For Tel Aviv's young professionals hoping to buy their first home, scraping together a deposit before prices rise again has become a pressure-cooker exercise. The city’s median apartment now costs over NIS 3 million, forcing hopeful buyers to hustle for every shekel to avoid being locked out for good.
Finding faster ways to cobble together a deposit is more urgent than ever as the market jolts upward after a brief pause last year. New mortgage restrictions announced in May by the Bank of Israel—lifted slightly in June after industry backlash—tightened the screws further, making a bigger down payment essential for favourable rates. Young buyers are competing not just with veteran investors, but also with international cash buyers seeking safe havens amid turbulence from Kyiv to Paris.
The pressure is acute in Tel Aviv’s buzziest corridors.
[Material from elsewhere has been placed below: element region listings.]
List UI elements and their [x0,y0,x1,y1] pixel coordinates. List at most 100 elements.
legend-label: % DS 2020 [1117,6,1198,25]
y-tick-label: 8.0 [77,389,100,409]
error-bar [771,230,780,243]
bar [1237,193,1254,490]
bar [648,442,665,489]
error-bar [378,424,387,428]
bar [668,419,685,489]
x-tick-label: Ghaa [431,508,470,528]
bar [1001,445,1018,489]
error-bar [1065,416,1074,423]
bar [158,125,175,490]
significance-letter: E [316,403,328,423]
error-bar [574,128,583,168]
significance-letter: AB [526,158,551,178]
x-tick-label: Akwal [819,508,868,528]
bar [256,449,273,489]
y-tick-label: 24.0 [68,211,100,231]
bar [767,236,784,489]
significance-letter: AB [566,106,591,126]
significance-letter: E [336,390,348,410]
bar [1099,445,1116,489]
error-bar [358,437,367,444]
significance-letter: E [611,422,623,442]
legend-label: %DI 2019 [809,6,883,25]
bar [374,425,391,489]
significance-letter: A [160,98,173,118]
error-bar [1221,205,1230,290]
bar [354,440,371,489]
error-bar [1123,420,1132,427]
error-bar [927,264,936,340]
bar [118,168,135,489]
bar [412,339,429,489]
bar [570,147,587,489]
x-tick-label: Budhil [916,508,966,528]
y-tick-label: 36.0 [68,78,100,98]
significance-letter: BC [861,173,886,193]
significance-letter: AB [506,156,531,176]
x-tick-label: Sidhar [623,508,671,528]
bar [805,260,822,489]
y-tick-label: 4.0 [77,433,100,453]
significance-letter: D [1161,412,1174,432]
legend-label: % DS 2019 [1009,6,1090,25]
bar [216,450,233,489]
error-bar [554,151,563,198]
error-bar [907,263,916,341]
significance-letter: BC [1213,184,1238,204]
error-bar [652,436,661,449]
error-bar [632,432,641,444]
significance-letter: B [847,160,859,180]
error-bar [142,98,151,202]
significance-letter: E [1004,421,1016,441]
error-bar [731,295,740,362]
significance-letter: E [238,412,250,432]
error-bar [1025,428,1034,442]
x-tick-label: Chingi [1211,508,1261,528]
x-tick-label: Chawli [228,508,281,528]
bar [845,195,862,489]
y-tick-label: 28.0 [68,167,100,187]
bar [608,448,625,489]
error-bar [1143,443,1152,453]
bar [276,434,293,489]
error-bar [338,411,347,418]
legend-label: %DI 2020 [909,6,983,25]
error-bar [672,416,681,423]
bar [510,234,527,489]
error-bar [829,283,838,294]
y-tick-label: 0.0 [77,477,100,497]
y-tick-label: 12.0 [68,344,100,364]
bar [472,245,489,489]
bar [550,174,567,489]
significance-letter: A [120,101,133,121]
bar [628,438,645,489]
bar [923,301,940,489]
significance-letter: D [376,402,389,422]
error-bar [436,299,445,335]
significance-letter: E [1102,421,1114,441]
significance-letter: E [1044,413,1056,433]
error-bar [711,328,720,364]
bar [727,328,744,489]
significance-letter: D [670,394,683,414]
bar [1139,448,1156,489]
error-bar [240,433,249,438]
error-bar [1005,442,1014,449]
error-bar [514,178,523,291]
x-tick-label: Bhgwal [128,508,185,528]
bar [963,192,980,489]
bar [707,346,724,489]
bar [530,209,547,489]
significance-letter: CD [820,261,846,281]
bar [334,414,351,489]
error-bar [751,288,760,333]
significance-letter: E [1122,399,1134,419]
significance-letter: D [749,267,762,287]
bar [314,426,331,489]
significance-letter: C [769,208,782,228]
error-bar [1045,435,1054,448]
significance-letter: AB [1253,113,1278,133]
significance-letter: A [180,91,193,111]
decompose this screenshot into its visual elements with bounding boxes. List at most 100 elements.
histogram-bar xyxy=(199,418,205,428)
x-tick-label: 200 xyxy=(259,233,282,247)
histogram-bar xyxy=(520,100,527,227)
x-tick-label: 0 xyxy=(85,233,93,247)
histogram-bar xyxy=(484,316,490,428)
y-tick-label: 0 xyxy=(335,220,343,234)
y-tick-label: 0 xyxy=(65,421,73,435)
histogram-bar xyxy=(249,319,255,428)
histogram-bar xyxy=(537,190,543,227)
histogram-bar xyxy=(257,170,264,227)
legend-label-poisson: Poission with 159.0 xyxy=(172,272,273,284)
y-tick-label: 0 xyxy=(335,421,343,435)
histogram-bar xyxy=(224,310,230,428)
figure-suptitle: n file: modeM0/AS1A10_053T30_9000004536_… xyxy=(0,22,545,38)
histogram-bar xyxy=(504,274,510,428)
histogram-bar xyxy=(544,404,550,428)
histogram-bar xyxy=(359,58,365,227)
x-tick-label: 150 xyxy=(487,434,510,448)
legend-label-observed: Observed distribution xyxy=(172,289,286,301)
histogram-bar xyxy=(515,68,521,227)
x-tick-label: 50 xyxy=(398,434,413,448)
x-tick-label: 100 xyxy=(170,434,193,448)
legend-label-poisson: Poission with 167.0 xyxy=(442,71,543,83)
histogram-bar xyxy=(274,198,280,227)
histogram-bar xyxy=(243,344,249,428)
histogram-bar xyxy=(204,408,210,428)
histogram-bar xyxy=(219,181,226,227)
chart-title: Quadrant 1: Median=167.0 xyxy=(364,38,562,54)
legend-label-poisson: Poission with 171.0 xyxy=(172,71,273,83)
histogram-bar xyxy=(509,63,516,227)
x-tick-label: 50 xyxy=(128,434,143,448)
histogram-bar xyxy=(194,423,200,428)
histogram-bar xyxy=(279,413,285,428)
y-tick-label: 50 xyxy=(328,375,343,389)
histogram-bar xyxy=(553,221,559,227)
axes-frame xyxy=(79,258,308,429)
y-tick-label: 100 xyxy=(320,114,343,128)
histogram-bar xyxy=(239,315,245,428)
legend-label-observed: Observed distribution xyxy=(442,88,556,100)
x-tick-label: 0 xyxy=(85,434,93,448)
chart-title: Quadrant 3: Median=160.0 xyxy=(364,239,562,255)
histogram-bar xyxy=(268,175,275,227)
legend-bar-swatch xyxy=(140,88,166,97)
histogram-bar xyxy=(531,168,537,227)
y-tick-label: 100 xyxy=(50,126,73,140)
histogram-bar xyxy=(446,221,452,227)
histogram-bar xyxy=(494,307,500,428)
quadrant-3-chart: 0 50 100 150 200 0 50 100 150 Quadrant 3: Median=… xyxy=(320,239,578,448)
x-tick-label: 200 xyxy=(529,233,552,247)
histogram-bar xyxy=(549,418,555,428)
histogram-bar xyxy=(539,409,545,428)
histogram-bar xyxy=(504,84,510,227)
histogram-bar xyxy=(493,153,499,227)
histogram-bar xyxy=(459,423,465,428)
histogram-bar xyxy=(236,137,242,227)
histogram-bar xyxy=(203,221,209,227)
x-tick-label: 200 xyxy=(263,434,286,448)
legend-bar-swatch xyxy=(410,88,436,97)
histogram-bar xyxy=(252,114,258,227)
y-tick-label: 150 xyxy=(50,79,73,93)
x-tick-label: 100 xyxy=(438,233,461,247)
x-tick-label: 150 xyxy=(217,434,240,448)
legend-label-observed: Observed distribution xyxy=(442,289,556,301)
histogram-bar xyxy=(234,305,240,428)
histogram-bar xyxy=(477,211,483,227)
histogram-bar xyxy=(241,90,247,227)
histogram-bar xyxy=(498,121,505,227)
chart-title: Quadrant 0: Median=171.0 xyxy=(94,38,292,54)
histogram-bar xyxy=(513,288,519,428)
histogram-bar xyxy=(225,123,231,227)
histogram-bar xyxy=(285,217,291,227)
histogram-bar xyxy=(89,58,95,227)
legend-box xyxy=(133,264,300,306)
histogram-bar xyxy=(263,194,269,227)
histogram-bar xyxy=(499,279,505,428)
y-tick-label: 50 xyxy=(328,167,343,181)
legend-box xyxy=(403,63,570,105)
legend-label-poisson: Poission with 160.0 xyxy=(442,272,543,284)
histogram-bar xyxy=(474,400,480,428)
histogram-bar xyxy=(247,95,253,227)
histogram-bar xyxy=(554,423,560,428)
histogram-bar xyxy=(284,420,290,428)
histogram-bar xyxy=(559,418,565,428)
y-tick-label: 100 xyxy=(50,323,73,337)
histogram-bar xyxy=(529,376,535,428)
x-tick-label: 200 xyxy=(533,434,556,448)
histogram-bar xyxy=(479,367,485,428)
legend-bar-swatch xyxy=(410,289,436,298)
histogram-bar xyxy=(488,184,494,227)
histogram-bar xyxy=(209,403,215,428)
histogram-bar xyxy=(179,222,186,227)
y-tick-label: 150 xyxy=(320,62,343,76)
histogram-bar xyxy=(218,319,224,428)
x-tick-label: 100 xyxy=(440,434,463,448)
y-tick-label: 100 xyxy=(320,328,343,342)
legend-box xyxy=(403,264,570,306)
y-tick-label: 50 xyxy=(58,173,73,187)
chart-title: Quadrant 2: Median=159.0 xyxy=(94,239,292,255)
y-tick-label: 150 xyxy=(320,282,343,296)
In the Gordon–Dizengoff triangle, a standard 3-room apartment listed last week for NIS 3.6 million. Even in more accessible neighbourhoods like Florentin or Shapira, modest 2-bedrooms routinely hit NIS 2.3 million and up. For a first-time buyer facing a 25% deposit requirement, that means scraping together anywhere from NIS 575,000 to NIS 900,000—plus closing costs.
Some local programs are offering a lifeline. The city’s "Buyer's Price" (Mehir LeMishtaken) lottery, coordinated by the Ministry of Construction & Housing, re-launched in 2026 after a two-year freeze, with 420 units available across the Givat HaTmarim and Yad Eliyahu sites. The municipal council has also partnered with Bank Hapoalim on a pilot scheme offering deposit-matching accounts for singles under 35, capping deposits at NIS 200,000. Officials at the Tel Aviv-Yafo Municipality say demand for spots in the city’s first-time buyer seminars at Charles Clore Park doubled this summer.
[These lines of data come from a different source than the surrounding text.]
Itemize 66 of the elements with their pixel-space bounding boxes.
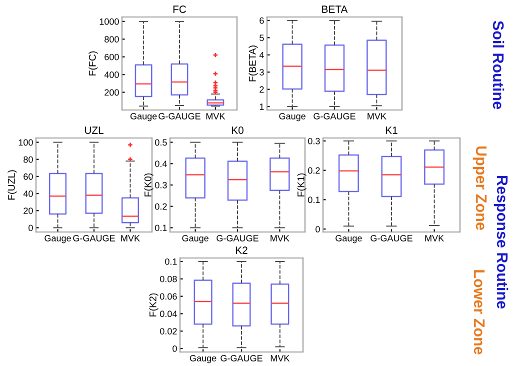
y-tick-label: 0.1 — [155, 224, 167, 232]
y-tick-label: 4 — [259, 52, 264, 58]
y-tick-label: 6 — [260, 17, 264, 24]
y-tick-label: 1 — [260, 104, 264, 110]
x-tick-label: G-GAUGE — [73, 235, 115, 242]
x-tick-label: MVK — [270, 355, 290, 362]
y-axis-title: F(BETA) — [248, 46, 258, 82]
x-tick-label: G-GAUGE — [220, 355, 262, 362]
x-tick-label: MVK — [425, 235, 444, 242]
y-tick-label: 600 — [104, 54, 119, 60]
y-axis-title: F(K0) — [144, 173, 154, 196]
y-tick-label: 0.02 — [160, 328, 177, 334]
x-tick-label: Gauge — [130, 113, 157, 122]
y-tick-label: 80 — [24, 156, 33, 163]
y-tick-label: 0.3 — [155, 182, 167, 188]
y-tick-label: 0.06 — [160, 293, 177, 300]
y-axis-title: F(UZL) — [8, 170, 17, 200]
y-tick-label: 0.04 — [160, 310, 177, 318]
y-tick-label: 0.1 — [308, 196, 320, 204]
y-tick-label: 0.5 — [155, 139, 167, 146]
x-tick-label: MVK — [270, 235, 290, 242]
y-tick-label: 400 — [104, 72, 119, 78]
text: Soil Routine — [492, 20, 504, 110]
chart-title: K1 — [386, 126, 398, 134]
y-tick-label: 2 — [260, 86, 264, 93]
y-tick-label: 60 — [24, 173, 33, 180]
x-tick-label: G-GAUGE — [370, 235, 412, 242]
x-tick-label: G-GAUGE — [216, 235, 258, 242]
x-tick-label: MVK — [121, 235, 140, 242]
y-tick-label: 5 — [260, 34, 264, 42]
y-tick-label: 0.2 — [308, 167, 320, 174]
y-tick-label: 0.3 — [308, 138, 320, 144]
text: Response Routine — [494, 176, 508, 309]
y-tick-label: 1000 — [100, 18, 119, 25]
y-tick-label: 0.2 — [155, 203, 167, 210]
y-axis-title: F(K1) — [297, 173, 306, 196]
chart-title: BETA — [322, 6, 348, 13]
x-tick-label: Gauge — [279, 113, 306, 122]
text: Lower Zone — [474, 270, 485, 354]
y-axis-title: F(FC) — [88, 51, 98, 76]
y-tick-label: 40 — [23, 190, 33, 197]
text: Upper Zone — [472, 146, 487, 230]
y-tick-label: 0.1 — [165, 258, 177, 265]
x-tick-label: Gauge — [44, 235, 71, 244]
x-tick-label: Gauge — [182, 235, 208, 244]
y-tick-label: 0.4 — [155, 160, 167, 167]
y-tick-label: 200 — [104, 89, 119, 96]
y-tick-label: 0 — [28, 224, 33, 232]
x-tick-label: G-GAUGE — [158, 113, 200, 120]
chart-title: K0 — [232, 126, 244, 134]
chart-title: FC — [173, 6, 186, 13]
x-tick-label: Gauge — [336, 235, 362, 244]
x-tick-label: G-GAUGE — [314, 113, 356, 120]
x-tick-label: MVK — [368, 113, 386, 120]
y-tick-label: 3 — [260, 69, 264, 76]
x-tick-label: MVK — [206, 113, 226, 120]
chart-title: UZL — [84, 126, 104, 134]
y-tick-label: 0.08 — [160, 276, 177, 282]
y-tick-label: 20 — [24, 208, 33, 214]
y-axis-title: F(K2) — [149, 293, 158, 316]
x-tick-label: Gauge — [190, 355, 216, 364]
chart-title: K2 — [236, 246, 248, 254]
y-tick-label: 100 — [18, 139, 33, 146]
y-tick-label: 800 — [104, 36, 119, 43]
y-tick-label: 0 — [316, 226, 320, 232]
y-tick-label: 0 — [172, 345, 177, 352]
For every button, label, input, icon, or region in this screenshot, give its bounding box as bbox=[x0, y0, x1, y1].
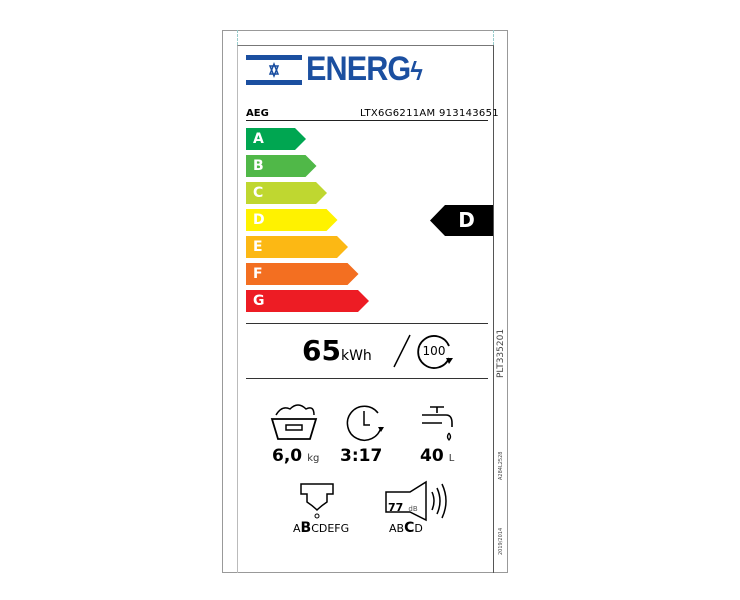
spin-class-prefix: A bbox=[293, 522, 301, 535]
regulation-number: 2019/2014 bbox=[498, 527, 504, 555]
noise-value: 77 bbox=[388, 501, 404, 514]
brand: AEG bbox=[246, 108, 269, 119]
label-code: A284L2528 bbox=[498, 451, 504, 480]
crop-mark bbox=[493, 30, 494, 45]
water-consumption: 40 L bbox=[420, 446, 454, 466]
divider bbox=[246, 323, 488, 324]
energy-consumption: 65kWh bbox=[302, 334, 372, 367]
israel-flag-icon bbox=[246, 55, 302, 85]
clock-icon bbox=[346, 405, 384, 441]
water-value: 40 bbox=[420, 446, 444, 466]
program-duration: 3:17 bbox=[340, 446, 383, 466]
spin-drying-shirt-icon bbox=[300, 483, 334, 519]
energy-class-bar-a: A bbox=[246, 128, 306, 150]
spin-class-suffix: CDEFG bbox=[311, 522, 350, 535]
spin-class-rating: B bbox=[300, 520, 312, 536]
speaker-icon bbox=[385, 480, 447, 522]
logo-text: ENERG bbox=[306, 50, 411, 88]
water-unit: L bbox=[448, 453, 455, 464]
lightning-icon: ϟ bbox=[410, 56, 422, 86]
noise-class-prefix: AB bbox=[389, 522, 405, 535]
energy-logo: ENERGϟ bbox=[306, 50, 423, 89]
noise-class-rating: C bbox=[404, 520, 415, 536]
energy-class-bar-b: B bbox=[246, 155, 317, 177]
energy-class-bar-c: C bbox=[246, 182, 327, 204]
water-tap-icon bbox=[422, 406, 453, 441]
noise-class: ABCD bbox=[389, 520, 423, 536]
slash bbox=[393, 334, 411, 368]
energy-unit: kWh bbox=[340, 348, 372, 364]
crop-mark bbox=[237, 30, 238, 45]
energy-class-bar-g: G bbox=[246, 290, 369, 312]
divider bbox=[246, 378, 488, 379]
energy-class-bar-f: F bbox=[246, 263, 359, 285]
noise-class-suffix: D bbox=[414, 522, 423, 535]
label-outer-border bbox=[222, 30, 508, 573]
capacity-value: 6,0 bbox=[272, 446, 303, 466]
capacity-unit: kg bbox=[307, 453, 320, 464]
noise-unit: dB bbox=[408, 505, 418, 513]
capacity: 6,0 kg bbox=[272, 446, 319, 466]
energy-class-bar-d: D bbox=[246, 209, 338, 231]
label-frame bbox=[237, 45, 494, 573]
model-number: LTX6G6211AM 913143651 bbox=[360, 108, 499, 119]
product-code: PLT335201 bbox=[496, 328, 506, 378]
rating-pointer: D bbox=[430, 205, 493, 236]
energy-value: 65 bbox=[302, 334, 341, 367]
energy-class-bar-e: E bbox=[246, 236, 348, 258]
cycles-icon: 100 bbox=[416, 334, 453, 370]
divider bbox=[246, 120, 488, 121]
noise-level: 77 dB bbox=[388, 496, 418, 515]
spin-class: ABCDEFG bbox=[293, 520, 349, 536]
cycles-value: 100 bbox=[422, 344, 446, 358]
laundry-basket-icon bbox=[270, 404, 318, 440]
Numbers from the Israeli Central Bureau of Statistics underline the problem: the average price for a new apartment in Tel Aviv in Q2 2026 reached NIS 3.21 million, up 3.8% from the previous quarter. The average salary in the Tel Aviv metropolitan area, meanwhile, is NIS 13,650 per month. For savers putting away 30% each month, that’s under NIS 50,000 a year. At that rate, scraping together a median down payment takes at least a decade—even longer when factoring rental costs in areas like Neve Tzedek and Lev HaIr, where rents have jumped 10% year-on-year.
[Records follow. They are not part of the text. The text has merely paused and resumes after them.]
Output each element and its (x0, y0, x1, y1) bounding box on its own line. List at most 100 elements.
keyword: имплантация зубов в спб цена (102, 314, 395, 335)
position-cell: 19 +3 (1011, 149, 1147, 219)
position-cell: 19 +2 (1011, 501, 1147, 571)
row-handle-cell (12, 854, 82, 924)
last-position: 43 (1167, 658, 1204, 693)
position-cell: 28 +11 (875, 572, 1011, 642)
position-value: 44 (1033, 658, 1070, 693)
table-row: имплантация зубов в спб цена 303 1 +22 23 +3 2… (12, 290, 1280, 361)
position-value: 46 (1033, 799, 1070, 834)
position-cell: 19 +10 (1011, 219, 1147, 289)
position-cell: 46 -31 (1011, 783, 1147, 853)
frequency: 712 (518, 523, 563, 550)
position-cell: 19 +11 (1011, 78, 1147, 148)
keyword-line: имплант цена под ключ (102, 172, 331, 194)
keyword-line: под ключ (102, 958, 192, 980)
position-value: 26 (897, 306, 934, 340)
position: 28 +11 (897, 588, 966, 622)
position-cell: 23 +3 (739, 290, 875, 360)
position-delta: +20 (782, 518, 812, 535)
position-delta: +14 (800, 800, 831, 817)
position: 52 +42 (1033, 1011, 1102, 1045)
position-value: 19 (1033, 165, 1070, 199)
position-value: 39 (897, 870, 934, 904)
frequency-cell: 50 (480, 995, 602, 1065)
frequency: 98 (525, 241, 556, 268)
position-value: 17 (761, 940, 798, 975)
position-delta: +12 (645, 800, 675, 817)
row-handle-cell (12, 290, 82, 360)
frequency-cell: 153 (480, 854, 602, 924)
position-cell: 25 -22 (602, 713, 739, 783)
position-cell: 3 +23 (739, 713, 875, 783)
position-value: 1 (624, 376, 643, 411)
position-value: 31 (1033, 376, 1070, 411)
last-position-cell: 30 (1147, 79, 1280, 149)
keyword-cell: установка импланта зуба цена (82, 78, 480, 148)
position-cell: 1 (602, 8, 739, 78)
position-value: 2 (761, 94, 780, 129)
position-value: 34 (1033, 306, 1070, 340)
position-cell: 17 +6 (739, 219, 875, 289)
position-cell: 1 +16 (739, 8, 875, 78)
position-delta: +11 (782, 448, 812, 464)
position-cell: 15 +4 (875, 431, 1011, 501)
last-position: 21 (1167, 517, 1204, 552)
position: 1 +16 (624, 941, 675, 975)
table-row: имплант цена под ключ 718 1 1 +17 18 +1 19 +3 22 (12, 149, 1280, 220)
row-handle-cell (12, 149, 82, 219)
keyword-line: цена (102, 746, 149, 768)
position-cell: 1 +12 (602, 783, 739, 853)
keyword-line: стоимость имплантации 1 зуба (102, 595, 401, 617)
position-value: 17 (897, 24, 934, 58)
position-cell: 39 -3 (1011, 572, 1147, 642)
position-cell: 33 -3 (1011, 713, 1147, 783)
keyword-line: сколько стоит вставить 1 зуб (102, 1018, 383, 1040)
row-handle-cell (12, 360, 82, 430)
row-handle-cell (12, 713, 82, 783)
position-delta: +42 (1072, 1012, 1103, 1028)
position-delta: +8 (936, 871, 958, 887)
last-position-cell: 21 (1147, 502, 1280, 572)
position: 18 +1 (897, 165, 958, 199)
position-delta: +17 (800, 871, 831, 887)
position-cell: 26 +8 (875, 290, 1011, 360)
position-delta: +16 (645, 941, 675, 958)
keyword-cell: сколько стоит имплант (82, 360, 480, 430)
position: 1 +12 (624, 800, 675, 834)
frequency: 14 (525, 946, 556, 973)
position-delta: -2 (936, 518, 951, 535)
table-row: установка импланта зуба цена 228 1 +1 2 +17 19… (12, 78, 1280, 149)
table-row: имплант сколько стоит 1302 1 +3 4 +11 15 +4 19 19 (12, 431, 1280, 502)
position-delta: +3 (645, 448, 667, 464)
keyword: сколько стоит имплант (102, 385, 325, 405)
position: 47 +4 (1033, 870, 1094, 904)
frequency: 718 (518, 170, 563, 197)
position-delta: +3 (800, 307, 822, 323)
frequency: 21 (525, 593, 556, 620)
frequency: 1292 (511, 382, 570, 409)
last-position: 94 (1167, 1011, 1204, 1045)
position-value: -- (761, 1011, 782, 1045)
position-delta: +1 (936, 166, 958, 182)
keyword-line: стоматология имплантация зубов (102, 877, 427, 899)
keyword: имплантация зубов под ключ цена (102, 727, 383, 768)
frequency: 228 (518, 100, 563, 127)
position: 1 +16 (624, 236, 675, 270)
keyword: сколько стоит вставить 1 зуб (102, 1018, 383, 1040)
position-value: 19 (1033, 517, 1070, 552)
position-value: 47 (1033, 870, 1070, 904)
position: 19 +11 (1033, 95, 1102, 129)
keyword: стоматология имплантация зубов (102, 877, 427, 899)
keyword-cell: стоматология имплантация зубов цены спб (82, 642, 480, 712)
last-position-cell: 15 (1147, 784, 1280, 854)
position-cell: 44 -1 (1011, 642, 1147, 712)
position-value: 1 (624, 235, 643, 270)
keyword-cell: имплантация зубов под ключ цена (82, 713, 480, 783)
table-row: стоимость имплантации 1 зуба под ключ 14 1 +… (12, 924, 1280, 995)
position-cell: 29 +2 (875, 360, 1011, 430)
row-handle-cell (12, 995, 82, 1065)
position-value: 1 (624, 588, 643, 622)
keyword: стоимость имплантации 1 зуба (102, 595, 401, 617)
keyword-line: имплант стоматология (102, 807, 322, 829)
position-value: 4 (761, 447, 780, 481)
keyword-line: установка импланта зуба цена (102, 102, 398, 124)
Banks are also scrutinising deposits more closely since a March order from the Bank of Israel targeting money-laundering risks in foreign transfers. Mortgage advisors from two Bialik Street branches confirm a recent rise in rejections for applicants reliant on family help from abroad.
With incentives limited and competition fierce, buyers are increasingly tapping secondary savings paths: mid-term deposit accounts at Bank Leumi with above-inflation interest, group purchases in the upcoming Bavli towers, and city-backed "roommate-to-ownership" schemes. Mortgage comparison services—like Mashkanta Market, based out of Rothschild Boulevard—are also seeing a spike in first-home inquiries, with more buyers opting to lock in rates ahead of the next round of price hikes now widely anticipated for Q4.
Experts advise would-be first homeowners to time entries to city lotteries, consider districts like Kiryat Shalom for lower entry prices, and harness every bonus and discount, such as young buyer purchase-tax breaks, while they're still on offer. With new developments due east of Namir Road promising hundreds of additional units by late 2027, today’s savers may only have a narrow window before the next price jump puts those first keys further out of reach.